Sakai K, Iwahashi K, Terada K, Gohda Y, Sakurai M, Matsumoto Y
Department of Neurosurgery, Kagawa Prefectural Central Hospital, Takamatsu, Japan.
Neurol Med Chir (Tokyo). 1998 Mar;38(3):131-5; discussion 135-6. doi: 10.2176/nmc.38.131.
Acute ischemic stroke involving the entire vascular distribution of a carotid or middle cerebral artery can cause massive cerebral edema. This study evaluated external decompression for the treatment of massive stroke and analyzed possible prognostic factors. Twenty-four patients with acute massive cerebral infarction, which had progressed to tentorial herniation and impending death, underwent external decompression after medical therapy failed to achieve an effective response. The neurological outcome 2 months after surgery using the Glasgow Outcome Scale was severe disability in 14 patients, vegetative state in two, and death in eight. The overall mortality was 33%. Various characteristics (age, sex, etiology, side of hemispheric infarction, pupillary asymmetry, Japan Coma Scale, distribution of infarction, hemorrhagic infarction, midline shift, tentorial herniation) were evaluated to determine the factors associated with high mortality after surgical intervention. There was no statistically significant relationship between any variable and mortality. Mortality was especially high in the patients with preoperative consciousness level of 200, anterior, middle, and posterior cerebral artery territory infarction, and stage III of tentorial herniation. Postoperatively, all patients with severe disability returned to a clear level of consciousness. Six patients with dominant hemisphere stroke had some measure of communicative skills in spite of aphasia. External decompression is a life-saving treatment for patients with massive cerebral infarction and can provide a reasonable quality of life even for those with dominant hemisphere strokes. Decompressive surgery should be considered and performed as soon as possible if computed tomography demonstrates signs of descending tentorial herniation.

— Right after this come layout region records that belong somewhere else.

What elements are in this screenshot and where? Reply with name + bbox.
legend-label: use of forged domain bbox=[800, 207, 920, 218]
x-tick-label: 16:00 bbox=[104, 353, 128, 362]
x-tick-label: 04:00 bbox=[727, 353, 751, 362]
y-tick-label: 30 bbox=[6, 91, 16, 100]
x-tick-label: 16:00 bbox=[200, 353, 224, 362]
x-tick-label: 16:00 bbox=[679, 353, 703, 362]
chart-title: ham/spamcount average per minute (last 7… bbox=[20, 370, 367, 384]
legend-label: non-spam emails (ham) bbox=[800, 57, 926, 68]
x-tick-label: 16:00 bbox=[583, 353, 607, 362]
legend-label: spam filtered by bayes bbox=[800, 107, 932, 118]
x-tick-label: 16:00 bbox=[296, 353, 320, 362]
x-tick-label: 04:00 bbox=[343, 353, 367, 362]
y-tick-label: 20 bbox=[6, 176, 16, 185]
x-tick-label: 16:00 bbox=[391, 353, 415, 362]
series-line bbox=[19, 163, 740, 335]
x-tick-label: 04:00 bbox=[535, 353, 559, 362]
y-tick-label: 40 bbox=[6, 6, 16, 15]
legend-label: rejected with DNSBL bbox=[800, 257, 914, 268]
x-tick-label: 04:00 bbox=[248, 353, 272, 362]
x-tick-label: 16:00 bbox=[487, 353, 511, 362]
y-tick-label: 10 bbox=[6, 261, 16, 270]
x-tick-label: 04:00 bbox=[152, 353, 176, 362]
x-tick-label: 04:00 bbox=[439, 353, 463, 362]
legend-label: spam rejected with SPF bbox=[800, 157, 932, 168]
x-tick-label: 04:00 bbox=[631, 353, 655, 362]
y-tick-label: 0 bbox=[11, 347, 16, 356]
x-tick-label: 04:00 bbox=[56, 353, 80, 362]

累及颈内动脉或大脑中动脉整个血管分布区的急性缺血性卒中可导致大面积脑水肿。本研究评估了外减压术治疗大面积卒中的效果,并分析了可能的预后因素。24例急性大面积脑梗死患者,在药物治疗无效且病情进展至小脑幕切迹疝并濒临死亡时,接受了外减压术。术后2个月采用格拉斯哥预后量表评估神经功能结局,14例患者为严重残疾,2例为植物状态,8例死亡。总死亡率为33%。评估了各种特征(年龄、性别、病因、半球梗死侧、瞳孔不对称、日本昏迷量表、梗死分布、出血性梗死、中线移位、小脑幕切迹疝)以确定手术干预后高死亡率的相关因素。任何变量与死亡率之间均无统计学显著相关性。术前意识水平为200、大脑前、中、后动脉区梗死以及小脑幕切迹疝Ⅲ期的患者死亡率尤其高。术后,所有严重残疾患者意识恢复清醒。6例优势半球卒中患者尽管存在失语,但仍具备一定的沟通能力。外减压术是大面积脑梗死患者的一种挽救生命的治疗方法,即使对于优势半球卒中患者也能提供合理的生活质量。如果计算机断层扫描显示有小脑幕切迹疝下移的迹象,应尽快考虑并进行减压手术。